Religiöse Regression ist vor allem eine direkte Antwort auf überhand nehmende Probleme, deren Lösung die Menschheit sich immer weniger zutraut. Je hilfloser Menschen werden, je mehr flüchten sie unter die Obhut allmächtiger Götter. Gibt es keine Hoffnung mehr, flüchten sie in die Selbstbetäubung eines beschleunigten Untergangs.

c) Die interne Herrschaftsmoral kapitalistischer Demokratien zerstört von innen die Norm der UN-Menschenrechte. Als der Neoliberalismus die letzten Selbstbeschränkungen des Kapitalismus über Bord warf, überschwemmte eine Sintflut an Amoral alle kapitalismus-beherrschten Nationen.

Sowohl von neoliberaler als auch von marxistischer Seite hören wir, dass die Entwicklung des Kapitalismus nichts mit Moral zu tun habe. Seine Überwindung auch nicht: ein autonomer Geschichtsprozess lässt den triumphalen Kapitalismus bis zu seiner Vollendung expandieren. Dort schlägt Vollendung um in totale Selbstzerstörung – identisch mit dem Punkt tiefster Erniedrigung der Proleten, die über Nacht aus Letzten Erste werden. Nicht aus eigener Kraft, sondern dank der automatischen Fähigkeit der Geschichte, aus Bösem Gutes zu tun.
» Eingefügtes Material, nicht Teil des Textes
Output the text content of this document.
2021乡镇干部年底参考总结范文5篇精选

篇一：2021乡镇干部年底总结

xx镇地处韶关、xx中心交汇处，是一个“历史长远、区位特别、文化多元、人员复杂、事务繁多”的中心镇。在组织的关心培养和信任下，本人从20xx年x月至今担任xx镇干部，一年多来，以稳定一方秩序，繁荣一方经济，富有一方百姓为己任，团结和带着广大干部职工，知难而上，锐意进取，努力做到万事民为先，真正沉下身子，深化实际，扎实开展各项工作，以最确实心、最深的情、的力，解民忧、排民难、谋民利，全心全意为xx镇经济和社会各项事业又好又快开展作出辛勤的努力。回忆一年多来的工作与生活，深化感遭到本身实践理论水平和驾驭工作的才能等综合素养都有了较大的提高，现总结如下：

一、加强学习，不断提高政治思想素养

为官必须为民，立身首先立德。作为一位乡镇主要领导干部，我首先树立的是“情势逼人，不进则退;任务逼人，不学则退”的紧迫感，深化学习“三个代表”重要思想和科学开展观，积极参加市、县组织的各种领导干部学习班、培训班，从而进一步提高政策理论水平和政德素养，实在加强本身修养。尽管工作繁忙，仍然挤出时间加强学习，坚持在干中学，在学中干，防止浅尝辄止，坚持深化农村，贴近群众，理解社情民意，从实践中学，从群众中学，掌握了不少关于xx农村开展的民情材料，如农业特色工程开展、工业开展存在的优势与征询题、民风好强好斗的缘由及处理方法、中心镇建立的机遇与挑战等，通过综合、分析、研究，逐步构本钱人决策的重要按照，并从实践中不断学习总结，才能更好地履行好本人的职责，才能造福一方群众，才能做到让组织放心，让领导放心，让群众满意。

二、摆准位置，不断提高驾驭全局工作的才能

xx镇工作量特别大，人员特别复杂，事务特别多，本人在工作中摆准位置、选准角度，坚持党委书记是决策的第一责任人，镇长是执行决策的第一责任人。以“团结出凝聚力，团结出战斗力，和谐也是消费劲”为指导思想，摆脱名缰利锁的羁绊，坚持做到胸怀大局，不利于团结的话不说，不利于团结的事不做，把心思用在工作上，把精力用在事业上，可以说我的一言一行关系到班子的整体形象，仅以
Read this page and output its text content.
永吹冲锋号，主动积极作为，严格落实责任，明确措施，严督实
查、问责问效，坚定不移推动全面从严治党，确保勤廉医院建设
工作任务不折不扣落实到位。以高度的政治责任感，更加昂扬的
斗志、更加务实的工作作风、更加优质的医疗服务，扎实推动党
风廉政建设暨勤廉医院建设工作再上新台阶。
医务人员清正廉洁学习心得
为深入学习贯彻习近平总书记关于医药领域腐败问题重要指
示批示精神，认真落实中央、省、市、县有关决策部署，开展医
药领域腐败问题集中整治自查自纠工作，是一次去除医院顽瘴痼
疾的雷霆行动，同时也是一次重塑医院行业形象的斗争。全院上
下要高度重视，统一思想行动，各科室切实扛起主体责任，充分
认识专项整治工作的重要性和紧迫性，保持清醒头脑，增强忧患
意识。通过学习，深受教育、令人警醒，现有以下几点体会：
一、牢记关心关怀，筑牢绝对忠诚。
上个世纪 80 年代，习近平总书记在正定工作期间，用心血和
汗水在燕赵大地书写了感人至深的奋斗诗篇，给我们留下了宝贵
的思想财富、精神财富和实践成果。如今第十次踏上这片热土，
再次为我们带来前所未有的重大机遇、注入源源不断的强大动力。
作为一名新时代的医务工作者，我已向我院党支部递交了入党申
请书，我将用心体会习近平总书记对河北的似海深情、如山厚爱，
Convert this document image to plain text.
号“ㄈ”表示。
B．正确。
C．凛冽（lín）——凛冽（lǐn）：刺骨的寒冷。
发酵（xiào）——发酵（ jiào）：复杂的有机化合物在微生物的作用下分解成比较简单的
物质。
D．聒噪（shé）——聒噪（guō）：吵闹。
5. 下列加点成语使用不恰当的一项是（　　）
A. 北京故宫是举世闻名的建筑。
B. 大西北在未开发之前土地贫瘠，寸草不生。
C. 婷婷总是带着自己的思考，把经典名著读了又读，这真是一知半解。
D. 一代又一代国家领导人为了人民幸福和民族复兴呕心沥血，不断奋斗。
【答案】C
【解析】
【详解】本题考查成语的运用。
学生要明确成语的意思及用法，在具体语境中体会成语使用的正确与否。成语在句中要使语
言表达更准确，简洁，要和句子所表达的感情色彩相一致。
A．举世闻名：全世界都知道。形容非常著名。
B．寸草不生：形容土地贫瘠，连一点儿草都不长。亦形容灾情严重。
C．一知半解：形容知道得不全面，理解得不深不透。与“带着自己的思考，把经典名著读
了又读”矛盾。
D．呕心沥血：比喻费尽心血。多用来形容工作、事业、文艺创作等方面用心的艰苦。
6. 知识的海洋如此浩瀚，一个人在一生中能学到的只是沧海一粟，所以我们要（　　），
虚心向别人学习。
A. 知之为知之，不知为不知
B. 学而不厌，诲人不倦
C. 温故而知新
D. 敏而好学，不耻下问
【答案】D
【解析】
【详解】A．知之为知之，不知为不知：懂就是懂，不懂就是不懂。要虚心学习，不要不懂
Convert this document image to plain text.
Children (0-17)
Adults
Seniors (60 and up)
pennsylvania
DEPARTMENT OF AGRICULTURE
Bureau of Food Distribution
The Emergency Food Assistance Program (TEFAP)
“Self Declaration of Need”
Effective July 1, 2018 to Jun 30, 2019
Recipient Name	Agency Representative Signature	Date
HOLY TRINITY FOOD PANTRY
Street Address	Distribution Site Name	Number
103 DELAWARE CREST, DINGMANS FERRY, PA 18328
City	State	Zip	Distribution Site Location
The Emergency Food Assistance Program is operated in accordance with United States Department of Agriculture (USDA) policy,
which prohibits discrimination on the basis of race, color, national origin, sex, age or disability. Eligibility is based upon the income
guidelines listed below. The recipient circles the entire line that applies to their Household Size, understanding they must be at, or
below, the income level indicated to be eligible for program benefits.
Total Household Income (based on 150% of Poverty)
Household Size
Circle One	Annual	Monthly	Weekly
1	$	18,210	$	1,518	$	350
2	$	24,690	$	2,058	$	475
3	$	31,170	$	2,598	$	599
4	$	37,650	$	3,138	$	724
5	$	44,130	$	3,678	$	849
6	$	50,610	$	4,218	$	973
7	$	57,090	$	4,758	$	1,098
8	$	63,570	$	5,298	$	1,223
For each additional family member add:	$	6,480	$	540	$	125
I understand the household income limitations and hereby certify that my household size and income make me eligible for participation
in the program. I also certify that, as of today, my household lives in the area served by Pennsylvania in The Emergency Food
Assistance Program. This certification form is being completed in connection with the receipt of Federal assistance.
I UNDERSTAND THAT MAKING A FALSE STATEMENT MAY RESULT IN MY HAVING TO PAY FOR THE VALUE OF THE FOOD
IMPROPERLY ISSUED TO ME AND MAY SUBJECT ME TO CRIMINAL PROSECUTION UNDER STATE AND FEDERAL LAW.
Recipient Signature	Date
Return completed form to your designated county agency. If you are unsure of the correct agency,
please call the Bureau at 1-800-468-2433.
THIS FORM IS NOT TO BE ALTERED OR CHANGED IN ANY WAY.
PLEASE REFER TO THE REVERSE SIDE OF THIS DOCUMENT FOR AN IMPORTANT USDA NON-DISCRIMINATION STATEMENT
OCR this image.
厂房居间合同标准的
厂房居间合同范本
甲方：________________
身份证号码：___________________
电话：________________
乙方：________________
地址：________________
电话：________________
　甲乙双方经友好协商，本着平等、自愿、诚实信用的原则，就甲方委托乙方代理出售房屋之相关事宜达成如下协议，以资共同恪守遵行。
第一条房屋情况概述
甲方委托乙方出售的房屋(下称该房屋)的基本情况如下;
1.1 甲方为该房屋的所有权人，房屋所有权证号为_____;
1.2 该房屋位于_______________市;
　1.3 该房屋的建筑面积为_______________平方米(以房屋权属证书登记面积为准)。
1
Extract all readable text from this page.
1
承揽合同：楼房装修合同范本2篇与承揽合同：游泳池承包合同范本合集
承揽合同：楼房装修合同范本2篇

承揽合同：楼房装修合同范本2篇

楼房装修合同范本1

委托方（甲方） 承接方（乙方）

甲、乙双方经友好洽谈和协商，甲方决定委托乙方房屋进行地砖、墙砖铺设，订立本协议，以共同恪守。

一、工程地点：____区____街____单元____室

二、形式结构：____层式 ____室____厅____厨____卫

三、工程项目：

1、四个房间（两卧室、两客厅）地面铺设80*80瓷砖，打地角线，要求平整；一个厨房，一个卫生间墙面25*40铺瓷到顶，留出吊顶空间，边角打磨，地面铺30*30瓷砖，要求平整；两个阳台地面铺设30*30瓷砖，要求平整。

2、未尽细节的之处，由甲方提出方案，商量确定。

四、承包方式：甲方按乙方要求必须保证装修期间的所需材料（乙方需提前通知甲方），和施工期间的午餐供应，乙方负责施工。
Beide Seiten des Kalten Krieges verschmähten Moral. Wen wundert es, dass ihre Nachfolger auf Moral gänzlich verzichten können?

Es kann auch nicht verwundern, dass Moral im Westen verschmäht wird. Verwunderlich ist höchstens, dass der Westen sich moralisch aller Welt überlegen fühlt. Woher kommt diese absurde Fehleinschätzung? Von Resten ihrer demokratischen Aufklärung, die sich in den Verfassungen der Völker niederschlugen. Sie schauen auf den Buchstaben ihrer Ursprungsmanifeste und sind überzeugt, dass diese mit dem Geist – nicht dem Buchstaben – ihrer Frohen Botschaft identisch sein müssen. Mit dem Herzen lernen sie Religion, mit dem Kopf Demokratie. Kommt Demokratie ins Wanken, siegt das heiße Herz über den abstrakten Kopf.

Die Verfassungen der Demokratien sind moralisch – aber kraftlos. Die Köpfe der Demokraten sind moralisch – sofern man bereit ist, Politik und Moral gleichzusetzen.

Warum dürfen Demokratien nicht moralisch sein? Weil die abendländischen Staaten Erben Augustins und Luthers sind. Staat ist für sie eine civitas diaboli, also von minderwertig-sündiger Potenz. Kirche hingegen ist für sie eine Stadt Gottes, eine vollkommene Einrichtung.

Demokratie ist eine politische Moral. Deshalb wird sie von Christen instinktiv als Hybris der Heiden abgelehnt. Wenn überhaupt, ist Moral eine Tugend des Privaten – die Polis hingegen muss eine sündige Einrichtung bleiben. Nächstenliebe der Frommen ist nur die situative Reaktion auf einen Notfall, der von Gott den Menschen vor die Füße geworfen wird. Ist der Notfall behoben, kann der Helfer ins Dunkel der Geschichte abschwirren.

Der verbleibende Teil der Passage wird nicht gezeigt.